Interview with Miranda Mellis
Hometown: San Francisco, CA
Current town: Olympia, WA
What are you working on now?
I am completing a novella called Escaping, a novel which explores entrapments of language and meditates on an impossible desire that is ignited by such entrapments: the desire to escape relation. The characters are teachers, artists, administrators, youth, family members, poets, and finally a hermit. I’m playing around with hearing language “out of place” in this book, as a way of witnessing and becoming more awake to the primacy of unspoken rules, habitual “language games” at work in every discursive setting, in every relationship. The arc of the book finds the four main characters “escaping” in one way or another by the end. I’m also writing essays and talks, and composing curriculum for teaching. This week I have been writing up the results of a day-long workshop on interdisciplinary collaboration at Evergreen State College, where we nearly always teach on teams comprised of people from different fields.
Care to share a moment, a person or a story from your past that made you want to become a writer?
Like many writers, I was a bookworm as a child, often preferring to read, over playing outside. I loved reading so much that I didn’t think there was anyone more interesting or powerful than an author. I had the feeling that to be a writer was to be a kind of deity. Turns out it is the opposite of that! :) I read Dostoyevsky with particular fervor as a teenager. I was fully absorbed and awed by “the classics” with their elaborate plots and complexly layered sentences.
If you could change one thing about publishing what would it be?
I have a friend who is so well supported as an artist in France, that the government even paid for his family to have a vacation because it’s healthy for them! It sounds improbable, but it’s still the case that there are states that support artists. If there was one thing I would change about publishing it would be that there was robust governmental support at federal and state levels for artist infrastructures, including publishing, and stipends for artists so that one could live and work full time as an artist, instead of having to hold multiple jobs while trying to foster your work. One has to sort of escape into it, or escape out of it, find a way against all odds. In Principle of Unrest Brian Massumi shares a concept he calls “surplus value of life.” In contradistinction to “surplus value” surplus value of life is qualitative. This concept is a way to value, or revalue, that which cannot be monetized. He writes that “Anywhere a non-monetized surplus-value of life is generated there has occurred what I term . . . an escape to the immanent limit. Escapes can be deviations, perversions, hijacking, hackings. They come in many varieties.” It’s strange that we have to use the language of economics to practice valuing what doesn’t count in capitalism. For example, in ecology the vocabulary of economics is often used to put a value on that which is priceless, in the hopes that by naming these entities in the language of economics, at last their “value” will register, be recognized, so we have terms like “natural capital” which cut apart what are continua, innumerable entanglements and symbioses that characterize this biosphere, reduced to prices.
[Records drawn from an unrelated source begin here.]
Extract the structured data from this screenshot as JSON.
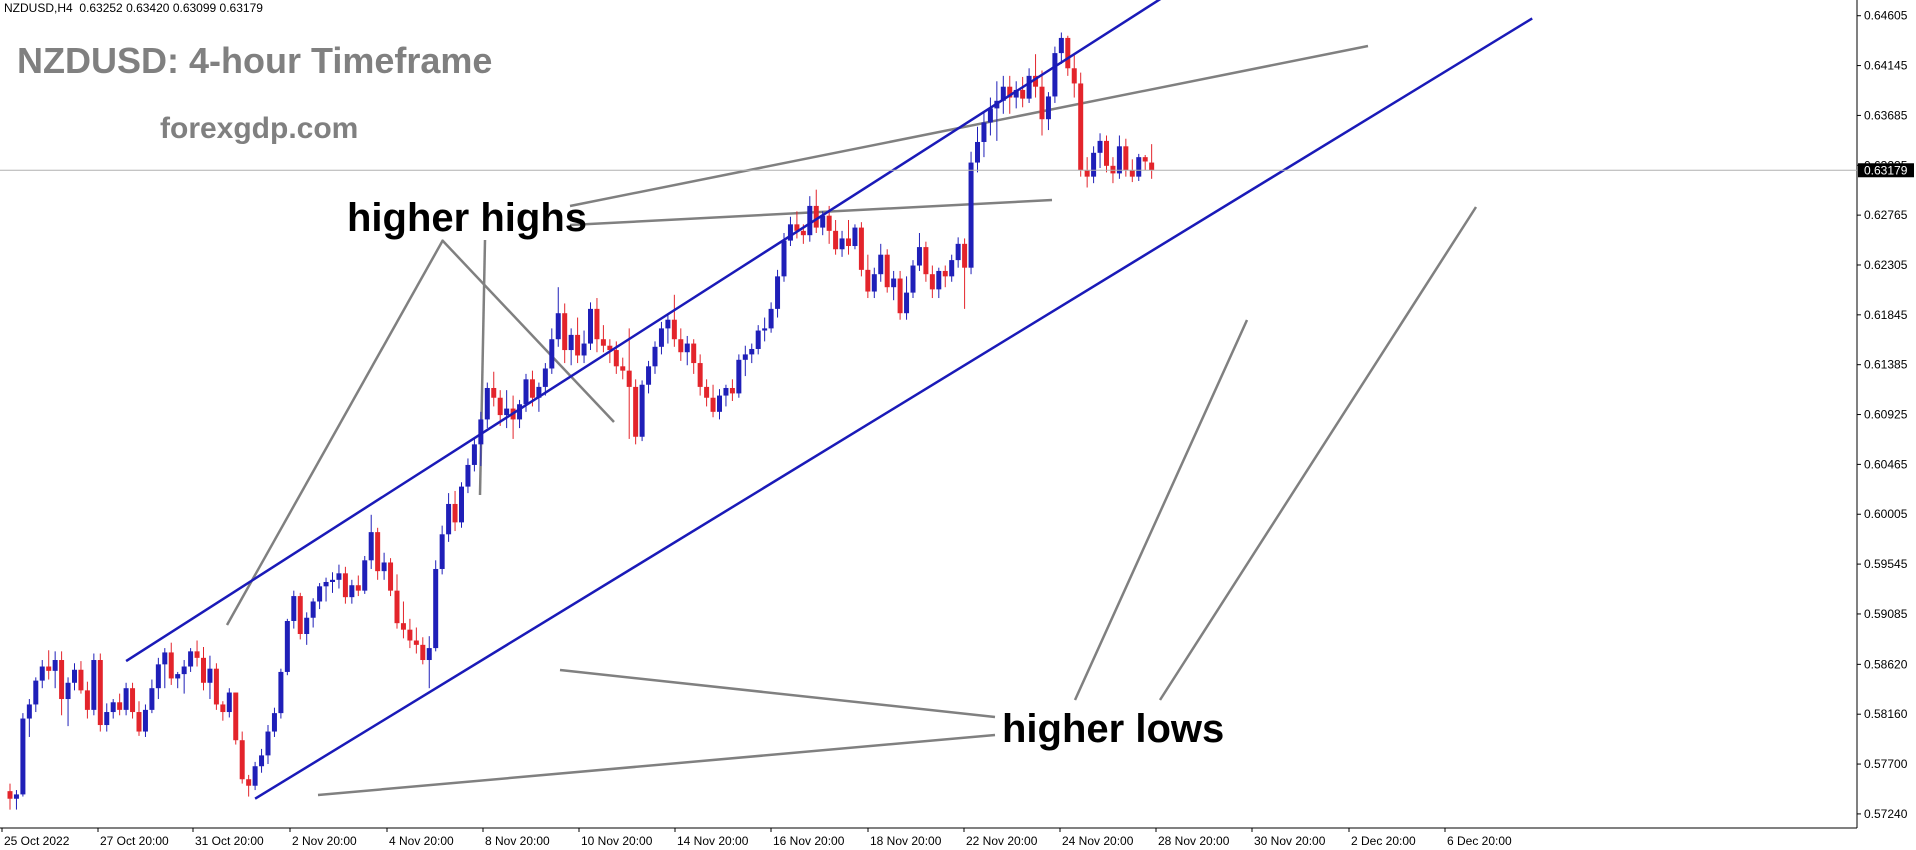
{
  "header": {
    "symbol": "NZDUSD,H4",
    "open": "0.63252",
    "high": "0.63420",
    "low": "0.63099",
    "close": "0.63179"
  },
  "annotations": {
    "title": "NZDUSD: 4-hour Timeframe",
    "website": "forexgdp.com",
    "higher_highs": "higher highs",
    "higher_lows": "higher lows"
  },
  "colors": {
    "bull": "#1f1fb8",
    "bear": "#e3242b",
    "channel": "#1a1ab8",
    "pointer": "#808080"
  },
  "chart_data": {
    "type": "candlestick",
    "symbol": "NZDUSD",
    "timeframe": "H4",
    "current_price": 0.63179,
    "y_ticks": [
      "0.64605",
      "0.64145",
      "0.63685",
      "0.63225",
      "0.62765",
      "0.62305",
      "0.61845",
      "0.61385",
      "0.60925",
      "0.60465",
      "0.60005",
      "0.59545",
      "0.59085",
      "0.58620",
      "0.58160",
      "0.57700",
      "0.57240"
    ],
    "x_ticks": [
      "25 Oct 2022",
      "27 Oct 20:00",
      "31 Oct 20:00",
      "2 Nov 20:00",
      "4 Nov 20:00",
      "8 Nov 20:00",
      "10 Nov 20:00",
      "14 Nov 20:00",
      "16 Nov 20:00",
      "18 Nov 20:00",
      "22 Nov 20:00",
      "24 Nov 20:00",
      "28 Nov 20:00",
      "30 Nov 20:00",
      "2 Dec 20:00",
      "6 Dec 20:00"
    ],
    "ylim": [
      0.5711,
      0.6475
    ],
    "candle_spacing": 6.45,
    "candle_width": 5,
    "candles": [
      [
        0.5745,
        0.5752,
        0.5728,
        0.5738
      ],
      [
        0.5738,
        0.5746,
        0.5728,
        0.5742
      ],
      [
        0.5742,
        0.5817,
        0.574,
        0.5812
      ],
      [
        0.5812,
        0.583,
        0.5795,
        0.5825
      ],
      [
        0.5825,
        0.585,
        0.5818,
        0.5847
      ],
      [
        0.5847,
        0.5866,
        0.584,
        0.586
      ],
      [
        0.586,
        0.5875,
        0.5848,
        0.5856
      ],
      [
        0.5856,
        0.5874,
        0.584,
        0.5866
      ],
      [
        0.5866,
        0.5874,
        0.5815,
        0.583
      ],
      [
        0.583,
        0.585,
        0.5805,
        0.5845
      ],
      [
        0.5845,
        0.5863,
        0.5838,
        0.5857
      ],
      [
        0.5857,
        0.5865,
        0.5835,
        0.5838
      ],
      [
        0.5838,
        0.5846,
        0.5812,
        0.582
      ],
      [
        0.582,
        0.5872,
        0.5815,
        0.5866
      ],
      [
        0.5866,
        0.5872,
        0.58,
        0.5806
      ],
      [
        0.5806,
        0.5826,
        0.58,
        0.5818
      ],
      [
        0.5818,
        0.583,
        0.5812,
        0.5827
      ],
      [
        0.5827,
        0.5835,
        0.5815,
        0.582
      ],
      [
        0.582,
        0.5845,
        0.5815,
        0.584
      ],
      [
        0.584,
        0.5845,
        0.5812,
        0.5818
      ],
      [
        0.5818,
        0.5828,
        0.5796,
        0.58
      ],
      [
        0.58,
        0.5825,
        0.5795,
        0.582
      ],
      [
        0.582,
        0.5848,
        0.5817,
        0.584
      ],
      [
        0.584,
        0.5868,
        0.583,
        0.5862
      ],
      [
        0.5862,
        0.5877,
        0.584,
        0.5873
      ],
      [
        0.5873,
        0.5882,
        0.5843,
        0.5849
      ],
      [
        0.5849,
        0.5855,
        0.584,
        0.5853
      ],
      [
        0.5853,
        0.5866,
        0.5835,
        0.586
      ],
      [
        0.586,
        0.5877,
        0.5855,
        0.5874
      ],
      [
        0.5874,
        0.5884,
        0.586,
        0.5868
      ],
      [
        0.5868,
        0.5878,
        0.5838,
        0.5845
      ],
      [
        0.5845,
        0.587,
        0.583,
        0.5858
      ],
      [
        0.5858,
        0.5863,
        0.582,
        0.5825
      ],
      [
        0.5825,
        0.5828,
        0.581,
        0.5818
      ],
      [
        0.5818,
        0.584,
        0.5813,
        0.5836
      ],
      [
        0.5836,
        0.5836,
        0.5788,
        0.5792
      ],
      [
        0.5792,
        0.58,
        0.5752,
        0.5756
      ],
      [
        0.5756,
        0.576,
        0.574,
        0.575
      ],
      [
        0.575,
        0.5772,
        0.5746,
        0.5768
      ],
      [
        0.5768,
        0.5784,
        0.5762,
        0.5778
      ],
      [
        0.5778,
        0.5806,
        0.577,
        0.58
      ],
      [
        0.58,
        0.5822,
        0.5795,
        0.5817
      ],
      [
        0.5817,
        0.5858,
        0.5812,
        0.5855
      ],
      [
        0.5855,
        0.5904,
        0.5852,
        0.5902
      ],
      [
        0.5902,
        0.593,
        0.5895,
        0.5925
      ],
      [
        0.5925,
        0.5928,
        0.5885,
        0.589
      ],
      [
        0.589,
        0.591,
        0.588,
        0.5905
      ],
      [
        0.5905,
        0.5923,
        0.5896,
        0.592
      ],
      [
        0.592,
        0.5937,
        0.5913,
        0.5934
      ],
      [
        0.5934,
        0.5942,
        0.592,
        0.5938
      ],
      [
        0.5938,
        0.5947,
        0.5928,
        0.594
      ],
      [
        0.594,
        0.5954,
        0.5932,
        0.5946
      ],
      [
        0.5946,
        0.5952,
        0.5918,
        0.5924
      ],
      [
        0.5924,
        0.594,
        0.5918,
        0.5935
      ],
      [
        0.5935,
        0.5944,
        0.5925,
        0.593
      ],
      [
        0.593,
        0.5962,
        0.5927,
        0.5958
      ],
      [
        0.5958,
        0.6,
        0.595,
        0.5984
      ],
      [
        0.5984,
        0.5988,
        0.594,
        0.5948
      ],
      [
        0.5948,
        0.5965,
        0.594,
        0.5956
      ],
      [
        0.5956,
        0.596,
        0.5925,
        0.593
      ],
      [
        0.593,
        0.5945,
        0.5895,
        0.59
      ],
      [
        0.59,
        0.592,
        0.5886,
        0.5894
      ],
      [
        0.5894,
        0.5904,
        0.5877,
        0.5884
      ],
      [
        0.5884,
        0.5896,
        0.5872,
        0.588
      ],
      [
        0.588,
        0.5887,
        0.5862,
        0.5866
      ],
      [
        0.5866,
        0.5888,
        0.584,
        0.5877
      ],
      [
        0.5877,
        0.5958,
        0.5874,
        0.595
      ],
      [
        0.595,
        0.599,
        0.5945,
        0.5982
      ],
      [
        0.5982,
        0.602,
        0.5975,
        0.601
      ],
      [
        0.601,
        0.6022,
        0.5985,
        0.5993
      ],
      [
        0.5993,
        0.603,
        0.5988,
        0.6026
      ],
      [
        0.6026,
        0.6052,
        0.602,
        0.6046
      ],
      [
        0.6046,
        0.607,
        0.604,
        0.6065
      ],
      [
        0.6065,
        0.6095,
        0.6045,
        0.6088
      ],
      [
        0.6088,
        0.6122,
        0.608,
        0.6117
      ],
      [
        0.6117,
        0.6132,
        0.61,
        0.6108
      ],
      [
        0.6108,
        0.6115,
        0.6082,
        0.6092
      ],
      [
        0.6092,
        0.6115,
        0.608,
        0.6098
      ],
      [
        0.6098,
        0.611,
        0.607,
        0.6088
      ],
      [
        0.6088,
        0.6106,
        0.608,
        0.6102
      ],
      [
        0.6102,
        0.613,
        0.6095,
        0.6125
      ],
      [
        0.6125,
        0.6133,
        0.61,
        0.6108
      ],
      [
        0.6108,
        0.6122,
        0.6095,
        0.6118
      ],
      [
        0.6118,
        0.614,
        0.611,
        0.6135
      ],
      [
        0.6135,
        0.6172,
        0.613,
        0.6162
      ],
      [
        0.6162,
        0.621,
        0.6155,
        0.6186
      ],
      [
        0.6186,
        0.6195,
        0.614,
        0.6152
      ],
      [
        0.6152,
        0.6172,
        0.6138,
        0.6166
      ],
      [
        0.6166,
        0.6182,
        0.614,
        0.6147
      ],
      [
        0.6147,
        0.617,
        0.614,
        0.6158
      ],
      [
        0.6158,
        0.6196,
        0.6152,
        0.619
      ],
      [
        0.619,
        0.62,
        0.615,
        0.6162
      ],
      [
        0.6162,
        0.6175,
        0.615,
        0.6156
      ],
      [
        0.6156,
        0.6162,
        0.614,
        0.6152
      ],
      [
        0.6152,
        0.616,
        0.613,
        0.6137
      ],
      [
        0.6137,
        0.6145,
        0.6125,
        0.6133
      ],
      [
        0.6133,
        0.6172,
        0.607,
        0.6118
      ],
      [
        0.6118,
        0.6125,
        0.6065,
        0.6072
      ],
      [
        0.6072,
        0.6124,
        0.6068,
        0.612
      ],
      [
        0.612,
        0.6142,
        0.6112,
        0.6137
      ],
      [
        0.6137,
        0.616,
        0.613,
        0.6155
      ],
      [
        0.6155,
        0.6178,
        0.6148,
        0.6172
      ],
      [
        0.6172,
        0.6185,
        0.6158,
        0.618
      ],
      [
        0.618,
        0.6203,
        0.6155,
        0.6162
      ],
      [
        0.6162,
        0.6172,
        0.6142,
        0.615
      ],
      [
        0.615,
        0.6165,
        0.6138,
        0.6158
      ],
      [
        0.6158,
        0.6162,
        0.613,
        0.614
      ],
      [
        0.614,
        0.6148,
        0.611,
        0.6118
      ],
      [
        0.6118,
        0.6125,
        0.61,
        0.6108
      ],
      [
        0.6108,
        0.612,
        0.609,
        0.6095
      ],
      [
        0.6095,
        0.6116,
        0.6088,
        0.611
      ],
      [
        0.611,
        0.612,
        0.61,
        0.6117
      ],
      [
        0.6117,
        0.6125,
        0.6105,
        0.6112
      ],
      [
        0.6112,
        0.6148,
        0.6108,
        0.6143
      ],
      [
        0.6143,
        0.6156,
        0.6128,
        0.6148
      ],
      [
        0.6148,
        0.6158,
        0.614,
        0.6153
      ],
      [
        0.6153,
        0.6175,
        0.6148,
        0.617
      ],
      [
        0.617,
        0.6182,
        0.616,
        0.6172
      ],
      [
        0.6172,
        0.6196,
        0.6168,
        0.619
      ],
      [
        0.619,
        0.6226,
        0.6182,
        0.622
      ],
      [
        0.622,
        0.626,
        0.6215,
        0.6253
      ],
      [
        0.6253,
        0.6275,
        0.6248,
        0.6268
      ],
      [
        0.6268,
        0.628,
        0.6255,
        0.6262
      ],
      [
        0.6262,
        0.6268,
        0.625,
        0.6258
      ],
      [
        0.6258,
        0.6294,
        0.6252,
        0.6285
      ],
      [
        0.6285,
        0.63,
        0.626,
        0.6265
      ],
      [
        0.6265,
        0.628,
        0.6258,
        0.6276
      ],
      [
        0.6276,
        0.6285,
        0.625,
        0.6262
      ],
      [
        0.6262,
        0.6272,
        0.624,
        0.6245
      ],
      [
        0.6245,
        0.6262,
        0.6238,
        0.6255
      ],
      [
        0.6255,
        0.6272,
        0.624,
        0.6248
      ],
      [
        0.6248,
        0.6268,
        0.6245,
        0.6265
      ],
      [
        0.6265,
        0.627,
        0.622,
        0.6226
      ],
      [
        0.6226,
        0.624,
        0.62,
        0.6206
      ],
      [
        0.6206,
        0.6228,
        0.62,
        0.6222
      ],
      [
        0.6222,
        0.625,
        0.6215,
        0.624
      ],
      [
        0.624,
        0.6245,
        0.6205,
        0.621
      ],
      [
        0.621,
        0.6225,
        0.6198,
        0.6218
      ],
      [
        0.6218,
        0.6225,
        0.618,
        0.6186
      ],
      [
        0.6186,
        0.622,
        0.618,
        0.6205
      ],
      [
        0.6205,
        0.6235,
        0.62,
        0.623
      ],
      [
        0.623,
        0.626,
        0.6225,
        0.6247
      ],
      [
        0.6247,
        0.6252,
        0.6215,
        0.6222
      ],
      [
        0.6222,
        0.623,
        0.62,
        0.6208
      ],
      [
        0.6208,
        0.6228,
        0.62,
        0.6225
      ],
      [
        0.6225,
        0.623,
        0.621,
        0.622
      ],
      [
        0.622,
        0.624,
        0.6215,
        0.6235
      ],
      [
        0.6235,
        0.6256,
        0.6228,
        0.625
      ],
      [
        0.625,
        0.6255,
        0.619,
        0.6228
      ],
      [
        0.6228,
        0.6335,
        0.6222,
        0.6325
      ],
      [
        0.6325,
        0.6358,
        0.6316,
        0.6344
      ],
      [
        0.6344,
        0.6372,
        0.633,
        0.6362
      ],
      [
        0.6362,
        0.6385,
        0.635,
        0.6375
      ],
      [
        0.6375,
        0.64,
        0.6345,
        0.6382
      ],
      [
        0.6382,
        0.6405,
        0.637,
        0.6395
      ],
      [
        0.6395,
        0.6405,
        0.637,
        0.6385
      ],
      [
        0.6385,
        0.64,
        0.6375,
        0.6392
      ],
      [
        0.6392,
        0.6404,
        0.6376,
        0.6384
      ],
      [
        0.6384,
        0.6412,
        0.638,
        0.6405
      ],
      [
        0.6405,
        0.6425,
        0.6385,
        0.6395
      ],
      [
        0.6395,
        0.641,
        0.635,
        0.6365
      ],
      [
        0.6365,
        0.639,
        0.6355,
        0.6386
      ],
      [
        0.6386,
        0.6432,
        0.638,
        0.6426
      ],
      [
        0.6426,
        0.6445,
        0.6416,
        0.644
      ],
      [
        0.644,
        0.6442,
        0.6405,
        0.6412
      ],
      [
        0.6412,
        0.6425,
        0.6385,
        0.6398
      ],
      [
        0.6398,
        0.6408,
        0.6312,
        0.6318
      ],
      [
        0.6318,
        0.633,
        0.6302,
        0.6312
      ],
      [
        0.6312,
        0.634,
        0.6306,
        0.6334
      ],
      [
        0.6334,
        0.6352,
        0.632,
        0.6345
      ],
      [
        0.6345,
        0.635,
        0.6316,
        0.6322
      ],
      [
        0.6322,
        0.633,
        0.6306,
        0.6315
      ],
      [
        0.6315,
        0.635,
        0.631,
        0.634
      ],
      [
        0.634,
        0.6347,
        0.6312,
        0.6318
      ],
      [
        0.6318,
        0.6328,
        0.6307,
        0.6312
      ],
      [
        0.6312,
        0.6333,
        0.6308,
        0.633
      ],
      [
        0.633,
        0.6332,
        0.6318,
        0.6326
      ],
      [
        0.6325,
        0.6342,
        0.631,
        0.6318
      ]
    ],
    "trendlines": [
      {
        "name": "upper-channel-line",
        "from": [
          18,
          0.5865
        ],
        "to": [
          181,
          0.6486
        ]
      },
      {
        "name": "lower-channel-line",
        "from": [
          38,
          0.5738
        ],
        "to": [
          236,
          0.6458
        ]
      }
    ]
  }
}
What kind of writing excites you?
I am excited by writing that functions at once as art and philosophy, and that works carefully and in an unexpected way at the level of the sentence. I am excited by writing that jokes compassionately and writing that I am on the very edge of understanding, that oscillates in and out of clarity, and that can’t be exhausted in a single reading or even multiple readings, and that takes formal chances. I like writing that is in conversation with many different kinds of worlds, texts, arts, experiences, and approaches to the page. But of course, one doesn’t always read to be excited. Sometimes one reads to be informed, or to be bored, and that’s also very necessary.
What advice do you have for writers just starting out?
Once I had the good fortune to be in a “master class” with Grace Paley. I’ll pass on this great piece of advice she gave: if you’re having trouble writing well, write badly on purpose. Take workshops so you can be in conversations about writing, so you can hone your criticality and broaden your sense of what’s possible, so you can make friends to compete with and admire. Workshops are good, despite rumors to the contrary. It’s a shop where you can get accustomed to the fact that writing is work: the workshop. You don’t have to do too many of them but at least do a few. It’s where you will start to get a feel for the tools of the trade. It’s salutary to be in spaces where things are unfinished and in process, open and on trial. Publish other people, write about their work, foster what you care about, cultivate worlds for writing, don’t be cowed by received spaces, be they the long-running reading series in your town or the industrial trade fair. You too can start a series, publish a journal, or organize a conference. If you take responsibility for the editorial and curatorial process, publishing will be demystified. Your life as a writer will not be quite so confusing because you’ll understand better the various parts of the process. Check out collective and community arts based editorial projects such as Encyclopedia Project Vol.3, L-Z which (full disclosure) I coedited.